Students with Alamance-Burlington School System recently spent the day at Loy Farm as part of a National Science Foundation-funded camp.
Alamance County middle school students recently spent the morning getting buggy at Elon’s Loy Farm through a National Science Foundation-funded camp focused on providing hands-on nature experiences.
Through the Discover Science camp, dozens of rising seventh- and eighth-grade students explored the farm’s patch of “Piedmont prairie,” garden plots and greenhouses as they documented, collected and examined a wide range of insects. The half-day session was part of the multi-day Discover Science camp that is headed by Kristin Osborne, a science teacher at Hawfields Middle School, and is part of a larger Students Discover initiatives funded by the National Science Foundation.
Assisting the students with their discoveries was Jen Hamel, assistant professor of biology whose research focus includes the social behavior of insects. Working with Hamel and the students were Elon students Alina Iwan, Davis McGuirt and Connor Whiffen.
“I want them to have the experience of getting out and in a hands-on way connecting with nature and exploring it,” Hamel told FOX 8, a High Point-based television station that covered the camp activities at Loy Farm. “
In the Loy Farm high tunnel, the campers worked with the trio of Elon students to document the insects on the zucchini plants. That included taking photos of the insects the campers found and collecting the cucumber beetles that were found.

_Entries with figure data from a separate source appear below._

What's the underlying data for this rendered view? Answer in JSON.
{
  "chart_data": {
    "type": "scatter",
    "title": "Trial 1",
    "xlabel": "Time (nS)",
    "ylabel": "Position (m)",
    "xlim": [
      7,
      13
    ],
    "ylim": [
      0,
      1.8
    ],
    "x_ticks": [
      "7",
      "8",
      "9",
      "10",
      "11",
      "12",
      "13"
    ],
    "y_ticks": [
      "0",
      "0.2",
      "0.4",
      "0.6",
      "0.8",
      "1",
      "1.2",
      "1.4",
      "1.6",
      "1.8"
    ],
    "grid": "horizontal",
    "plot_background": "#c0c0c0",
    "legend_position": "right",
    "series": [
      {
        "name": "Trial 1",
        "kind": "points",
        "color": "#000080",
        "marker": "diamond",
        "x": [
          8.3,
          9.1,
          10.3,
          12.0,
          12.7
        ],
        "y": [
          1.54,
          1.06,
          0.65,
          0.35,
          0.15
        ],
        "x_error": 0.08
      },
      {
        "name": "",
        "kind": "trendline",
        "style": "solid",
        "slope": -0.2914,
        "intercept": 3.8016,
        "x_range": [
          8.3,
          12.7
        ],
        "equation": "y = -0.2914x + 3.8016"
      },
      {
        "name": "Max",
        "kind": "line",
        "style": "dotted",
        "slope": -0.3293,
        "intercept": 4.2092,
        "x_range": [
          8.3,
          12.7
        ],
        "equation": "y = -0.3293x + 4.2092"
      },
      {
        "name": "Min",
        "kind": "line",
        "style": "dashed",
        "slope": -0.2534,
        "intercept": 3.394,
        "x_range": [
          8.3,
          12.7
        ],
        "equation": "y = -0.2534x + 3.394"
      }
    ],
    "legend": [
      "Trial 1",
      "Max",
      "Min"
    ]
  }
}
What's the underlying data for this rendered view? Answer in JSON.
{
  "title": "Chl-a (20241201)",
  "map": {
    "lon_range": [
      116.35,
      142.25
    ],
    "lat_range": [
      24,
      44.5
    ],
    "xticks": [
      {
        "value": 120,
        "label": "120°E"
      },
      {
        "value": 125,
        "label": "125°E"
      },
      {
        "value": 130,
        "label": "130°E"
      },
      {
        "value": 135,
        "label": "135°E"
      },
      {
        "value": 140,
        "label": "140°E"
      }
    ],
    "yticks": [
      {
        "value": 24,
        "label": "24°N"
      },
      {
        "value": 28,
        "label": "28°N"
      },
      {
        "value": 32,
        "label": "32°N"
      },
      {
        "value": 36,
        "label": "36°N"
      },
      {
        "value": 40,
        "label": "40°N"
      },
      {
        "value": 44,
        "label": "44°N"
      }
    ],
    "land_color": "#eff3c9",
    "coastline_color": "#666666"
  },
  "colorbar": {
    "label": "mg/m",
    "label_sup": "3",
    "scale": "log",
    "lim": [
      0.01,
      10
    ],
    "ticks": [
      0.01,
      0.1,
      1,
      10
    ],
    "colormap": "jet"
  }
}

The photos and collected beetles were contributed to The Great Pumpkin project, a citizen-science project based at N.C. State University, with the photos submitted to the project through iNaturalist the beetles mailed to the N.C. State lab.
Hamel notes that anyone who is growing squash, zucchini or pumpkin can collect data for this project, with more information available here – http://studentsdiscover.org/lesson/the-great-pumpkin-project/.
Campers also sampled insects along the edge of the restored Piedmont prairie patch at the front of Loy Farm. This ecosystem was once common in this part of North Carolina, but has become rare.
Janet MacFall, professor of environmental studies and biology, worked with a restoration ecology course at Elon several years ago to plant the prairie at Loy Farm, and David Vandermast, associate professor of biology, has worked with some research students to sample prairie plant diversity during the last couple of years.
“We have not yet systematically sampled the prairie for insect diversity, but we think this would be interesting to do in future years,” Hamel said. “The camp visit provided an opportunity to take a quick look at some of what we might find there.”
Students collected insects including katydids, grasshoppers, beetles and skippers (which look like small butterflies) by hand and using sweep nets. Within the rows of vegetable plants at the farm, the students identified insects by the roles they played, including predators, herbivores and parasites.